My parents were never aggressively militant about this, but we all got the message: avoiding "the appearance of evil" meant no coffee-flavored anything, no cooking wine, no herbal teas even.

Once they invited another couple they knew to come to our home for dinner. This couple was Jewish and apparently didn't know anything about Mormonism, so being the polite people they were, on arrival they presented my parents with a bottle of wine. I remember my parents being quite flummoxed over what to do with the thing; they didn't want to serve wine at their table in front of their children, even just to their guests, so they ended up explaining to them that Mormons didn't drink or serve wine, and their friends were quite embarrassed as a result. But my parents never disposed of the bottle either, for some reason. It sat in a kitchen cabinet for years afterward.

After I grew up and realized there were other versions of the Bible besides the KJV, I began to see the ridiculous logical conclusions of my parents' (and most Mormons') interpretation of what it meant to avoid "the appearance of evil." I looked at other Bible versions and found that the KJV is unique in using that phrase, whereas every other version I've found says something like "avoid every kind of evil."

In short, the Mormons have taken one phrase from the one version of the Bible they accept as authoritative and twisted it to mean something completely wrong. If they are right, then Jesus did wrong by hanging out with corrupt, sinful tax collectors and prostitutes and everybody else the Pharisees criticized him for associating with, because by spending time with them he was somehow sanctioning the idea that they were good people, right? God forbid anyone should do that, treat "sinners" decently. So the Mormons make themselves just like those Pharisees.

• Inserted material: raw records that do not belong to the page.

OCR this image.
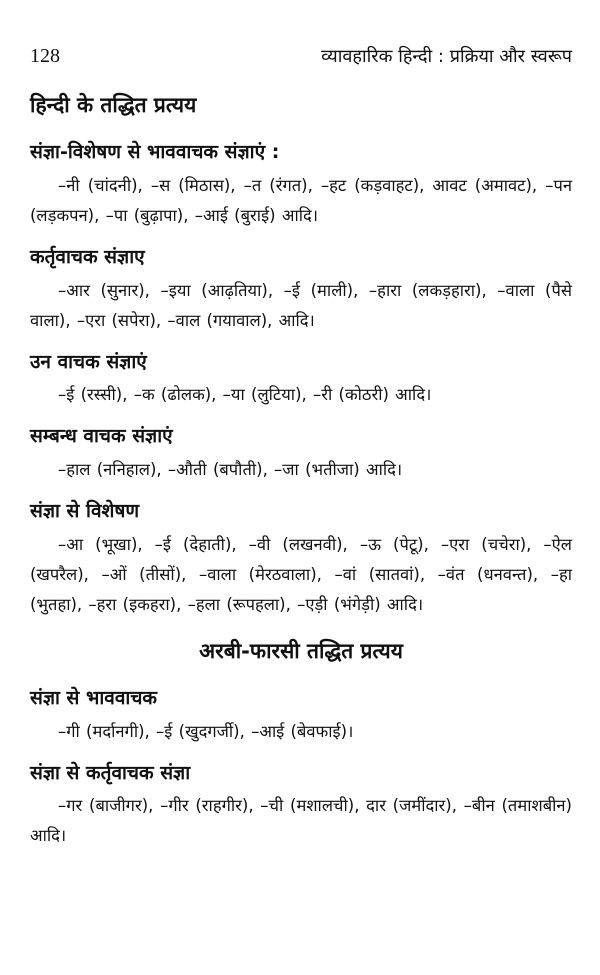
128	व्यावहारिक हिन्दी : प्रक्रिया और स्वरूप
हिन्दी के तद्धित प्रत्यय
संज्ञा-विशेषण से भाववाचक संज्ञाएं :

–नी (चांदनी), –स (मिठास), –त (रंगत), –हट (कड़वाहट), आवट (अमावट), –पन (लड़कपन), –पा (बुढ़ापा), –आई (बुराई) आदि।

कर्तृवाचक संज्ञाए

–आर (सुनार), –इया (आढ़तिया), –ई (माली), –हारा (लकड़हारा), –वाला (पैसे वाला), –एरा (सपेरा), –वाल (गयावाल), आदि।

उन वाचक संज्ञाएं

–ई (रस्सी), –क (ढोलक), –या (लुटिया), –री (कोठरी) आदि।

सम्बन्ध वाचक संज्ञाएं

–हाल (ननिहाल), –औती (बपौती), –जा (भतीजा) आदि।

संज्ञा से विशेषण

–आ (भूखा), –ई (देहाती), –वी (लखनवी), –ऊ (पेटू), –एरा (चचेरा), –ऐल (खपरैल), –ओं (तीसों), –वाला (मेरठवाला), –वां (सातवां), –वंत (धनवन्त), –हा (भुतहा), –हरा (इकहरा), –हला (रूपहला), –एड़ी (भंगेड़ी) आदि।

अरबी-फारसी तद्धित प्रत्यय
संज्ञा से भाववाचक

–गी (मर्दानगी), –ई (खुदगर्जी), –आई (बेवफाई)।

संज्ञा से कर्तृवाचक संज्ञा

–गर (बाजीगर), –गीर (राहगीर), –ची (मशालची), दार (जमींदार), –बीन (तमाशबीन) आदि।
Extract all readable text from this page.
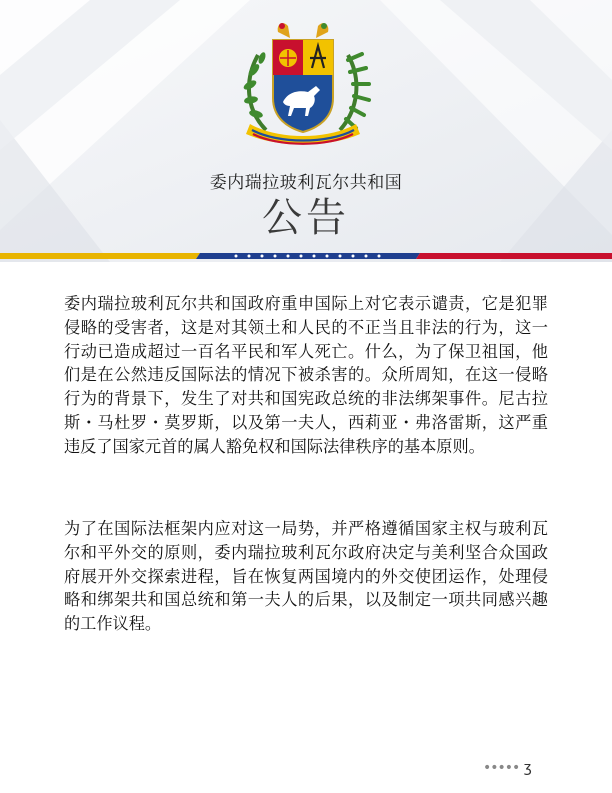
委内瑞拉玻利瓦尔共和国
公告
委内瑞拉玻利瓦尔共和国政府重申国际上对它表示谴责，它是犯罪侵略的受害者，这是对其领土和人民的不正当且非法的行为，这一行动已造成超过一百名平民和军人死亡。什么，为了保卫祖国，他们是在公然违反国际法的情况下被杀害的。众所周知，在这一侵略行为的背景下，发生了对共和国宪政总统的非法绑架事件。尼古拉斯・马杜罗・莫罗斯，以及第一夫人，西莉亚・弗洛雷斯，这严重违反了国家元首的属人豁免权和国际法律秩序的基本原则。
为了在国际法框架内应对这一局势，并严格遵循国家主权与玻利瓦尔和平外交的原则，委内瑞拉玻利瓦尔政府决定与美利坚合众国政府展开外交探索进程，旨在恢复两国境内的外交使团运作，处理侵略和绑架共和国总统和第一夫人的后果，以及制定一项共同感兴趣的工作议程。
••••• ʒ
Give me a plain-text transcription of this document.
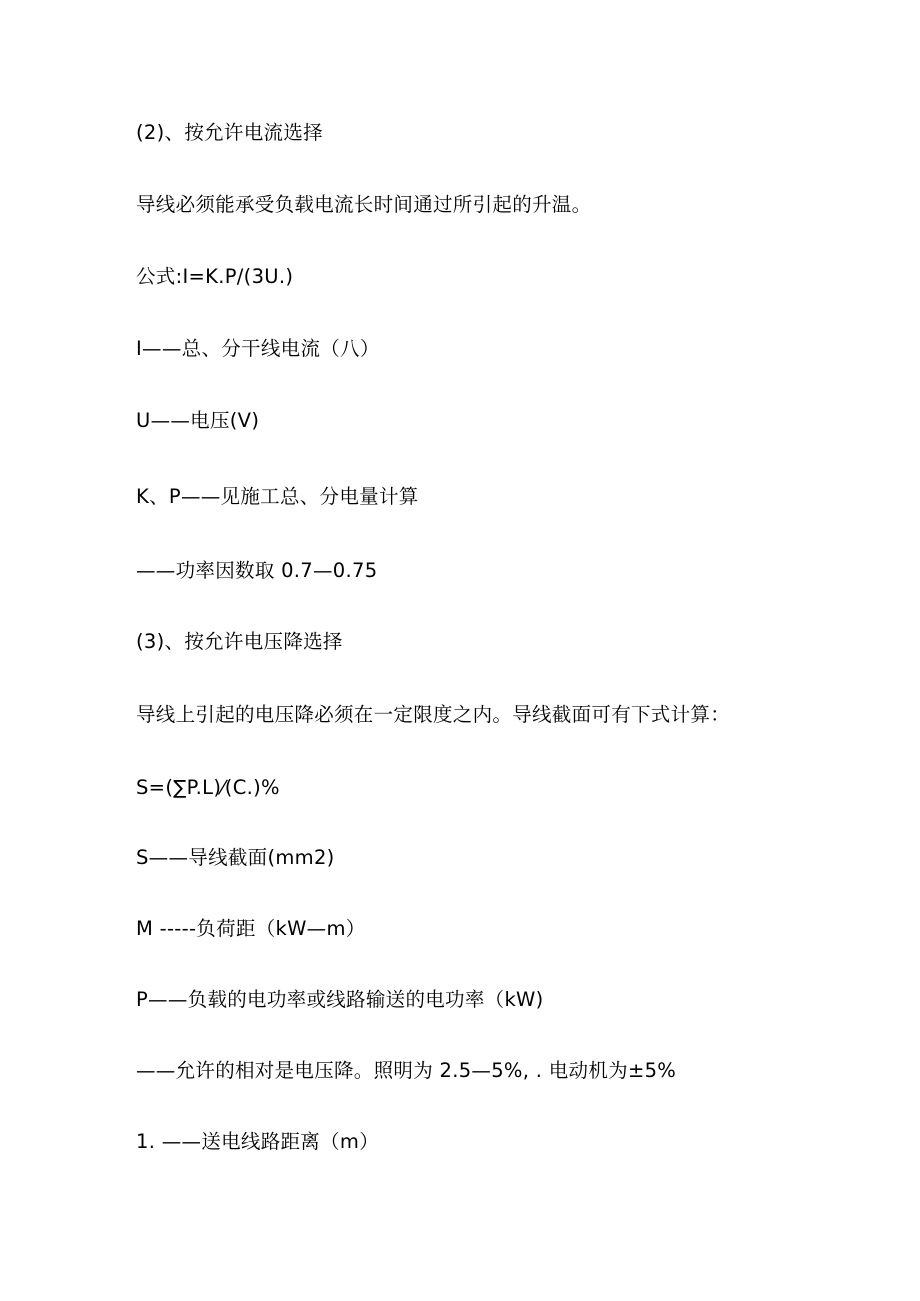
(2)、按允许电流选择
导线必须能承受负载电流长时间通过所引起的升温。
公式:I=K.P/(3U.)
I——总、分干线电流（八）
U——电压(V)
K、P——见施工总、分电量计算
——功率因数取 0.7—0.75
(3)、按允许电压降选择
导线上引起的电压降必须在一定限度之内。导线截面可有下式计算：
S=(∑P.L)⁄(C.)%
S——导线截面(mm2)
M -----负荷距（kW—m）
P——负载的电功率或线路输送的电功率（kW)
——允许的相对是电压降。照明为 2.5—5%, . 电动机为±5%
1. ——送电线路距离（m）
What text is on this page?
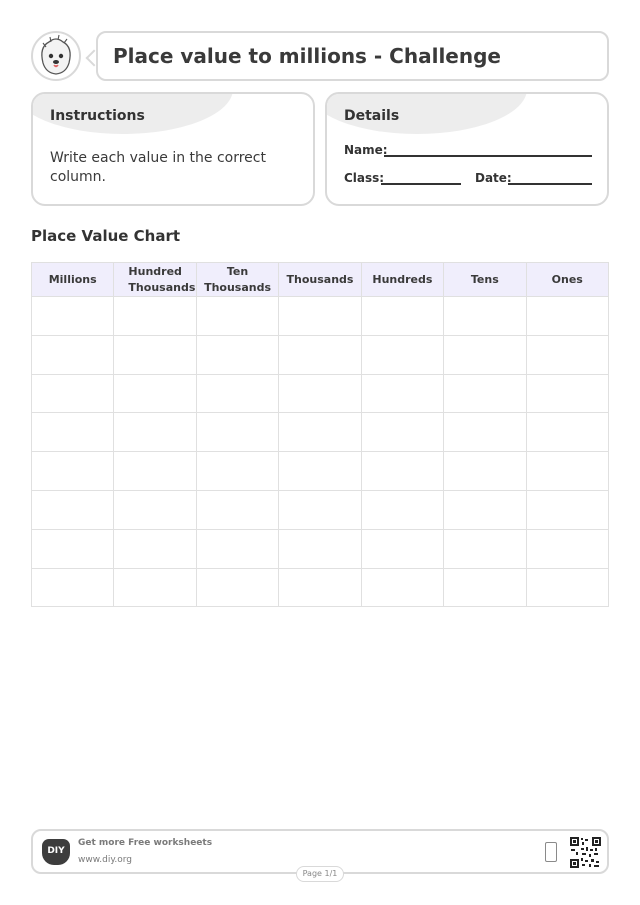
Place value to millions - Challenge
Instructions
Write each value in the correct column.
Details
Name:
Class:	Date:
Place Value Chart
Millions	Hundred Thousands	Ten Thousands	Thousands	Hundreds	Tens	Ones

DIY
Get more Free worksheets
www.diy.org
Page 1/1
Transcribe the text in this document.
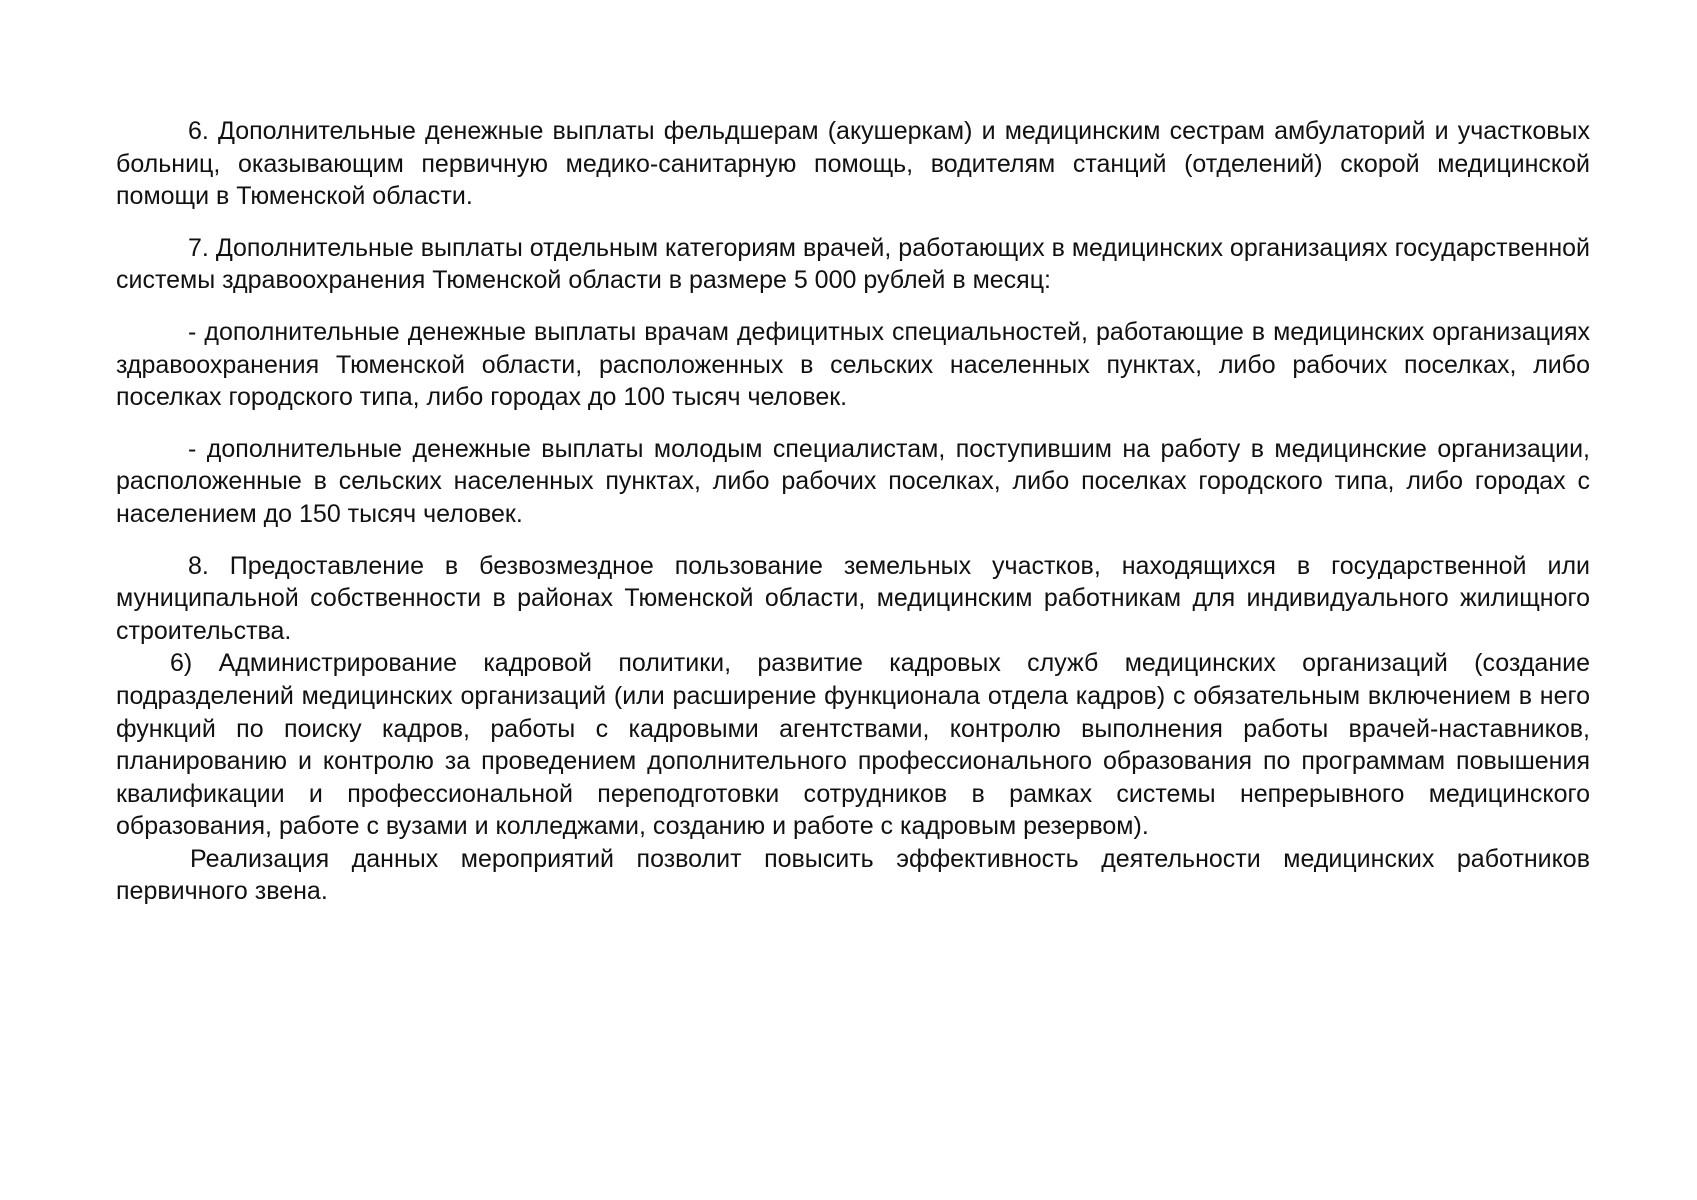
6. Дополнительные денежные выплаты фельдшерам (акушеркам) и медицинским сестрам амбулаторий и участковых больниц, оказывающим первичную медико-санитарную помощь, водителям станций (отделений) скорой медицинской помощи в Тюменской области.

7. Дополнительные выплаты отдельным категориям врачей, работающих в медицинских организациях государственной системы здравоохранения Тюменской области в размере 5 000 рублей в месяц:

- дополнительные денежные выплаты врачам дефицитных специальностей, работающие в медицинских организациях здравоохранения Тюменской области, расположенных в сельских населенных пунктах, либо рабочих поселках, либо поселках городского типа, либо городах до 100 тысяч человек.

- дополнительные денежные выплаты молодым специалистам, поступившим на работу в медицинские организации, расположенные в сельских населенных пунктах, либо рабочих поселках, либо поселках городского типа, либо городах с населением до 150 тысяч человек.

8. Предоставление в безвозмездное пользование земельных участков, находящихся в государственной или муниципальной собственности в районах Тюменской области, медицинским работникам для индивидуального жилищного строительства.

6) Администрирование кадровой политики, развитие кадровых служб медицинских организаций (создание подразделений медицинских организаций (или расширение функционала отдела кадров) с обязательным включением в него функций по поиску кадров, работы с кадровыми агентствами, контролю выполнения работы врачей-наставников, планированию и контролю за проведением дополнительного профессионального образования по программам повышения квалификации и профессиональной переподготовки сотрудников в рамках системы непрерывного медицинского образования, работе с вузами и колледжами, созданию и работе с кадровым резервом).

Реализация данных мероприятий позволит повысить эффективность деятельности медицинских работников первичного звена.
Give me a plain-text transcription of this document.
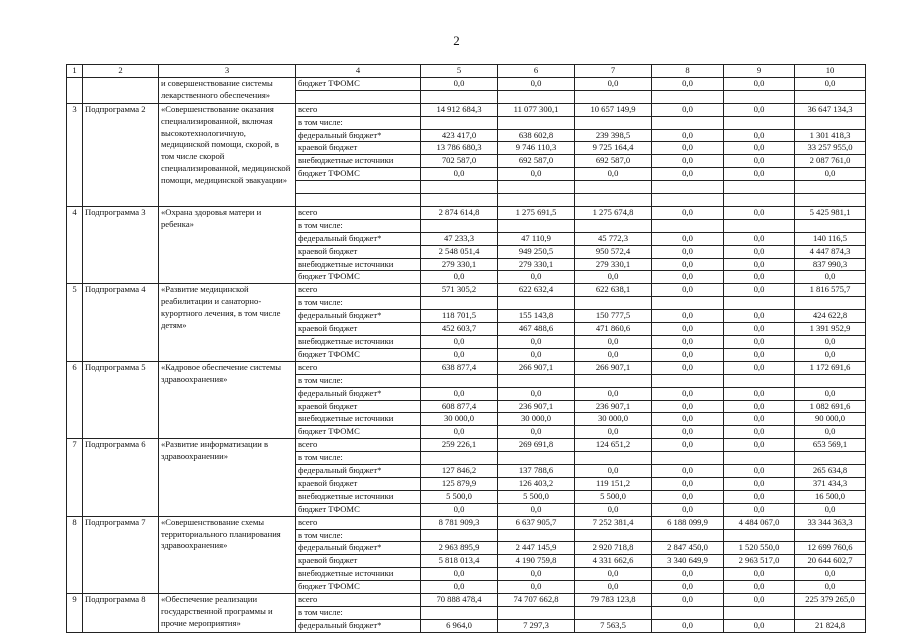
2
1	2	3	4	5	6	7	8	9	10
		и совершенствование системы лекарственного обеспечения»	бюджет ТФОМС	0,0	0,0	0,0	0,0	0,0	0,0

3	Подпрограмма 2	«Совершенствование оказания специализированной, включая высокотехнологичную, медицинской помощи, скорой, в том числе скорой специализированной, медицинской помощи, медицинской эвакуации»	всего	14 912 684,3	11 077 300,1	10 657 149,9	0,0	0,0	36 647 134,3
			в том числе:						
			федеральный бюджет*	423 417,0	638 602,8	239 398,5	0,0	0,0	1 301 418,3
			краевой бюджет	13 786 680,3	9 746 110,3	9 725 164,4	0,0	0,0	33 257 955,0
			внебюджетные источники	702 587,0	692 587,0	692 587,0	0,0	0,0	2 087 761,0
			бюджет ТФОМС	0,0	0,0	0,0	0,0	0,0	0,0

4	Подпрограмма 3	«Охрана здоровья матери и ребенка»	всего	2 874 614,8	1 275 691,5	1 275 674,8	0,0	0,0	5 425 981,1
			в том числе:						
			федеральный бюджет*	47 233,3	47 110,9	45 772,3	0,0	0,0	140 116,5
			краевой бюджет	2 548 051,4	949 250,5	950 572,4	0,0	0,0	4 447 874,3
			внебюджетные источники	279 330,1	279 330,1	279 330,1	0,0	0,0	837 990,3
			бюджет ТФОМС	0,0	0,0	0,0	0,0	0,0	0,0
5	Подпрограмма 4	«Развитие медицинской реабилитации и санаторно-курортного лечения, в том числе детям»	всего	571 305,2	622 632,4	622 638,1	0,0	0,0	1 816 575,7
			в том числе:						
			федеральный бюджет*	118 701,5	155 143,8	150 777,5	0,0	0,0	424 622,8
			краевой бюджет	452 603,7	467 488,6	471 860,6	0,0	0,0	1 391 952,9
			внебюджетные источники	0,0	0,0	0,0	0,0	0,0	0,0
			бюджет ТФОМС	0,0	0,0	0,0	0,0	0,0	0,0
6	Подпрограмма 5	«Кадровое обеспечение системы здравоохранения»	всего	638 877,4	266 907,1	266 907,1	0,0	0,0	1 172 691,6
			в том числе:						
			федеральный бюджет*	0,0	0,0	0,0	0,0	0,0	0,0
			краевой бюджет	608 877,4	236 907,1	236 907,1	0,0	0,0	1 082 691,6
			внебюджетные источники	30 000,0	30 000,0	30 000,0	0,0	0,0	90 000,0
			бюджет ТФОМС	0,0	0,0	0,0	0,0	0,0	0,0
7	Подпрограмма 6	«Развитие информатизации в здравоохранении»	всего	259 226,1	269 691,8	124 651,2	0,0	0,0	653 569,1
			в том числе:						
			федеральный бюджет*	127 846,2	137 788,6	0,0	0,0	0,0	265 634,8
			краевой бюджет	125 879,9	126 403,2	119 151,2	0,0	0,0	371 434,3
			внебюджетные источники	5 500,0	5 500,0	5 500,0	0,0	0,0	16 500,0
			бюджет ТФОМС	0,0	0,0	0,0	0,0	0,0	0,0
8	Подпрограмма 7	«Совершенствование схемы территориального планирования здравоохранения»	всего	8 781 909,3	6 637 905,7	7 252 381,4	6 188 099,9	4 484 067,0	33 344 363,3
			в том числе:						
			федеральный бюджет*	2 963 895,9	2 447 145,9	2 920 718,8	2 847 450,0	1 520 550,0	12 699 760,6
			краевой бюджет	5 818 013,4	4 190 759,8	4 331 662,6	3 340 649,9	2 963 517,0	20 644 602,7
			внебюджетные источники	0,0	0,0	0,0	0,0	0,0	0,0
			бюджет ТФОМС	0,0	0,0	0,0	0,0	0,0	0,0
9	Подпрограмма 8	«Обеспечение реализации государственной программы и прочие мероприятия»	всего	70 888 478,4	74 707 662,8	79 783 123,8	0,0	0,0	225 379 265,0
			в том числе:						
			федеральный бюджет*	6 964,0	7 297,3	7 563,5	0,0	0,0	21 824,8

Yet for some reason, they refuse to see this error and contradiction. My TBM dad does his best to be a good and decent person but for some reason he just can't get past the Mormon spin on this. I've had this discussion with him and he simply refuses to acknowledge that the Mormon interpretation of the KJV phrase may be wrong, or at least misconstrued. He thinks their version is "spiritually safer," regardless. Sigh.